- Born: 22 September 1937
- Died: 4 July 1989 (aged 51) Lohja

= Camilla Mickwitz =

Finnish children's writer (1937–1989)

Camilla Mickwitz (22 September 1937 – 4 July 1989) was a Finland-Swedish writer, illustrator, and animator. Mickwitz wrote children's literature, usually addressing family and social issues.

==Biography==
In 1959, Mickwitz graduated from the Institute of Industrial Arts in Helsinki. Afterwards, she worked as an advertiser for the Suomen Ilmoituskeskus (Finnish Information Centre) and Otavamedia. Mickwitz belonged to the Swedish-speaking minority.

==Works==
Over Mickwitz's career, she created a total of twenty picture books and the same number of animations.

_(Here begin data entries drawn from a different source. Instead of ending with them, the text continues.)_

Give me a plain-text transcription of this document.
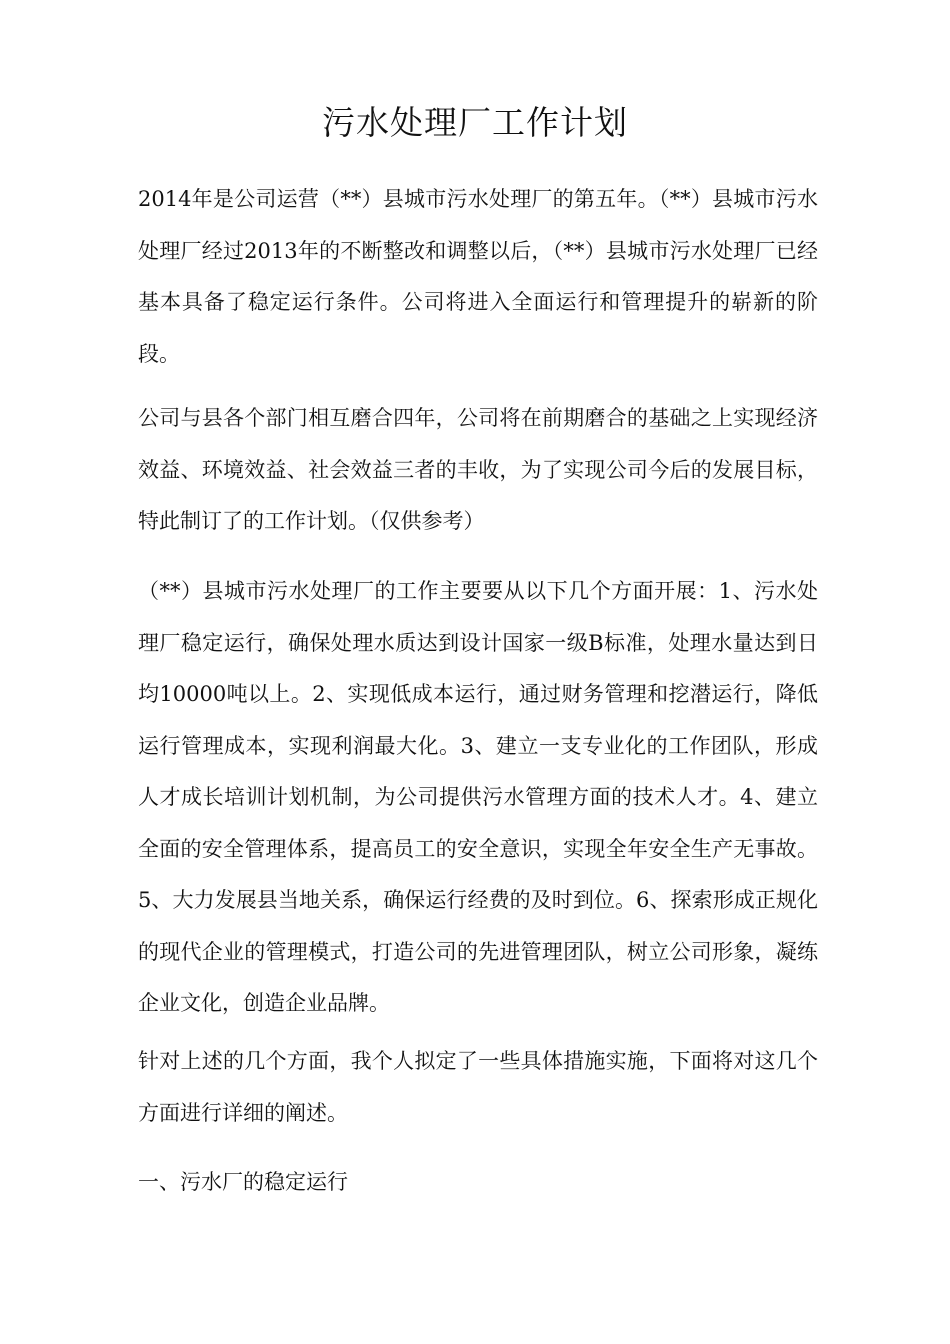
污水处理厂工作计划

2014年是公司运营（**）县城市污水处理厂的第五年。（**）县城市污水处理厂经过2013年的不断整改和调整以后，（**）县城市污水处理厂已经基本具备了稳定运行条件。公司将进入全面运行和管理提升的崭新的阶段。

公司与县各个部门相互磨合四年，公司将在前期磨合的基础之上实现经济效益、环境效益、社会效益三者的丰收，为了实现公司今后的发展目标，特此制订了的工作计划。（仅供参考）

（**）县城市污水处理厂的工作主要要从以下几个方面开展：1、污水处理厂稳定运行，确保处理水质达到设计国家一级B标准，处理水量达到日均10000吨以上。2、实现低成本运行，通过财务管理和挖潜运行，降低运行管理成本，实现利润最大化。3、建立一支专业化的工作团队，形成人才成长培训计划机制，为公司提供污水管理方面的技术人才。4、建立全面的安全管理体系，提高员工的安全意识，实现全年安全生产无事故。5、大力发展县当地关系，确保运行经费的及时到位。6、探索形成正规化的现代企业的管理模式，打造公司的先进管理团队，树立公司形象，凝练企业文化，创造企业品牌。

针对上述的几个方面，我个人拟定了一些具体措施实施，下面将对这几个方面进行详细的阐述。

一、污水厂的稳定运行
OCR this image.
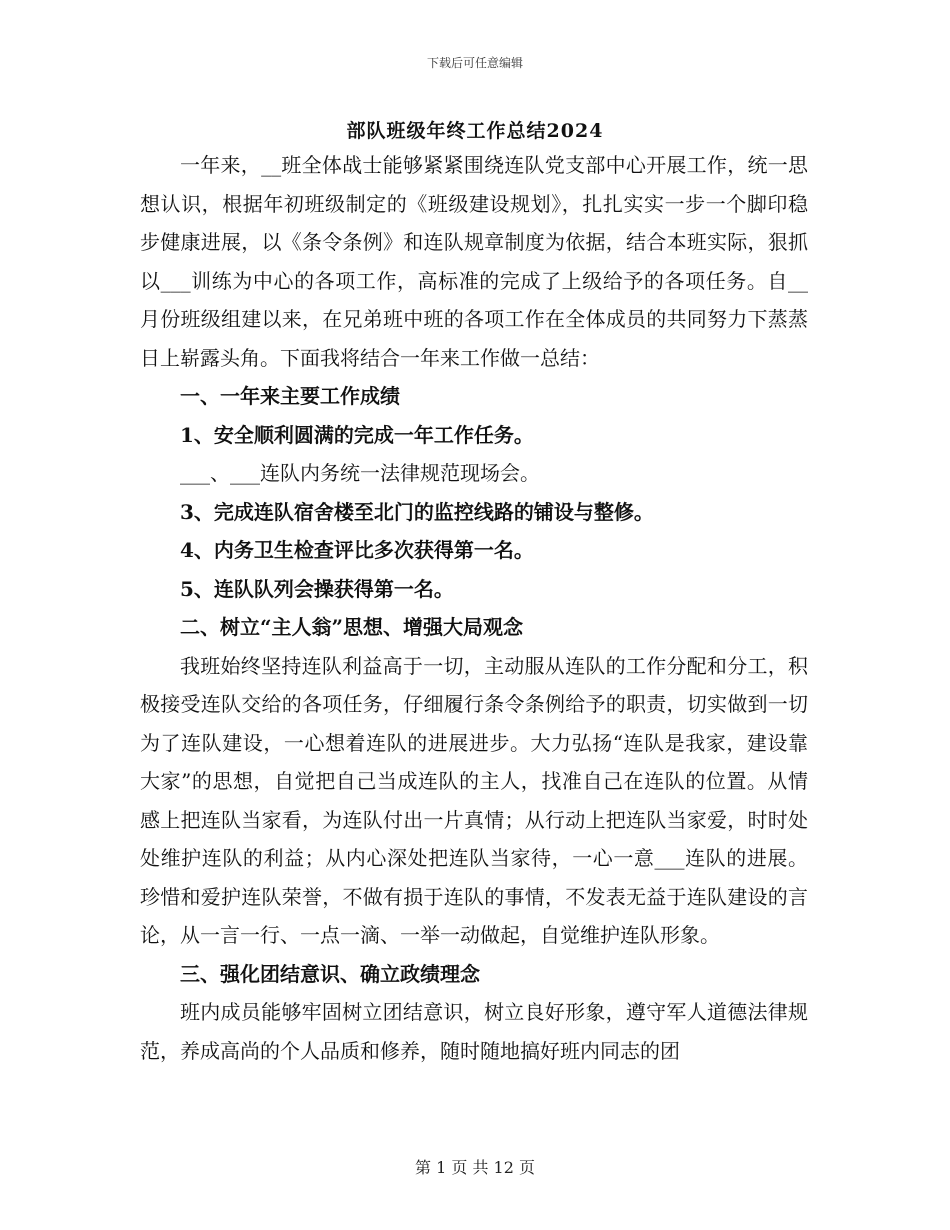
下载后可任意编辑
部队班级年终工作总结2024

一年来，__班全体战士能够紧紧围绕连队党支部中心开展工作，统一思想认识，根据年初班级制定的《班级建设规划》，扎扎实实一步一个脚印稳步健康进展，以《条令条例》和连队规章制度为依据，结合本班实际，狠抓以___训练为中心的各项工作，高标准的完成了上级给予的各项任务。自__月份班级组建以来，在兄弟班中班的各项工作在全体成员的共同努力下蒸蒸日上崭露头角。下面我将结合一年来工作做一总结：

一、一年来主要工作成绩

1、安全顺利圆满的完成一年工作任务。

___、___连队内务统一法律规范现场会。

3、完成连队宿舍楼至北门的监控线路的铺设与整修。

4、内务卫生检查评比多次获得第一名。

5、连队队列会操获得第一名。

二、树立“主人翁”思想、增强大局观念

我班始终坚持连队利益高于一切，主动服从连队的工作分配和分工，积极接受连队交给的各项任务，仔细履行条令条例给予的职责，切实做到一切为了连队建设，一心想着连队的进展进步。大力弘扬“连队是我家，建设靠大家”的思想，自觉把自己当成连队的主人，找准自己在连队的位置。从情感上把连队当家看，为连队付出一片真情；从行动上把连队当家爱，时时处处维护连队的利益；从内心深处把连队当家待，一心一意___连队的进展。珍惜和爱护连队荣誉，不做有损于连队的事情，不发表无益于连队建设的言论，从一言一行、一点一滴、一举一动做起，自觉维护连队形象。

三、强化团结意识、确立政绩理念

班内成员能够牢固树立团结意识，树立良好形象，遵守军人道德法律规范，养成高尚的个人品质和修养，随时随地搞好班内同志的团

第 1 页 共 12 页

One of Mickwitz's first popular series was Jason — based upon the title character and his single mother. Four animations were made between 1972 and 1974. The first short, titled Jason, was released in 1972. Two were released in 1973, Jason ja Frans ('Jason and Frans'), and Jasonin kesä ('Jason's Summer'). The final one in 1974 was Jason ja vihainen Viivi ('Jason and angry Viivi'). The animated series was then adapted into a children's book series. The first one was published in 1975 as Jason: Tarina tavallisesta pienestä pojasta which translates to 'Jason: A story about a typical little boy'. The subsequent book, based on Jasonin kesä or 'Jason's Summer', was published in 1976 and was re-released by the publishing company Eesti Raamat in 1984. The third in the series was titled Jason ja vihainen Viivi and was published the following year in 1977. The final book, titled Jason muuttaa maasta, was published in 1978.

A year after Jason, Mickwitz created another series, titled after the protagonist, Emilia. The first book, titled Emilia ja kolme pikkuista tätiä which translates to 'Emilia and three little aunts', was released in 1979. In 1980, three books were released, each titled Emilia ja kuningas Oskari ('Emilia and King Oscar'), Emilia ja Oskarin nukke ('Emilia and Oscar's Doll'), and Emilia ja onni ('Emilia and luck'). The final book was released in 1981 as Emilia ja kaksoset ('Emilia and Twins').

In 1983, Mickwitz wrote Mimosa, a book that would later be adapted into an animated short the same year, starring Lilli Sukula-Lindblom and Eero Saarinen. Mickwitz wrote and animated the short.

Also In 1983, Mickwitz animated the intro and designed the logo for Finnish TV show Pikku Kakkonen.

==Awards==
For her work in children's literature, Mickwitz won the Finnish State Prize for Cinema in 1973, and 1979, the Finnish State Prize for Literature in 1973, 1976, and 1986, and the Finnish Children's Culture Prize (Lastenkulttuurin valtionpalkinto) in 1987. She is also a four-time winner of the Rudolf Koivu prize, winning in 1977, 1979, 1981, and 1984.

The Jason series won several awards. Both the animation and the book Jasonin kesä won the prize for the best children's animation at the Hollywood Festival of World Television in 1975, and the IBBY Honour award for illustration in 1978. Jason muuttaa maasta won the Arvid Lydecken Prize in 1979.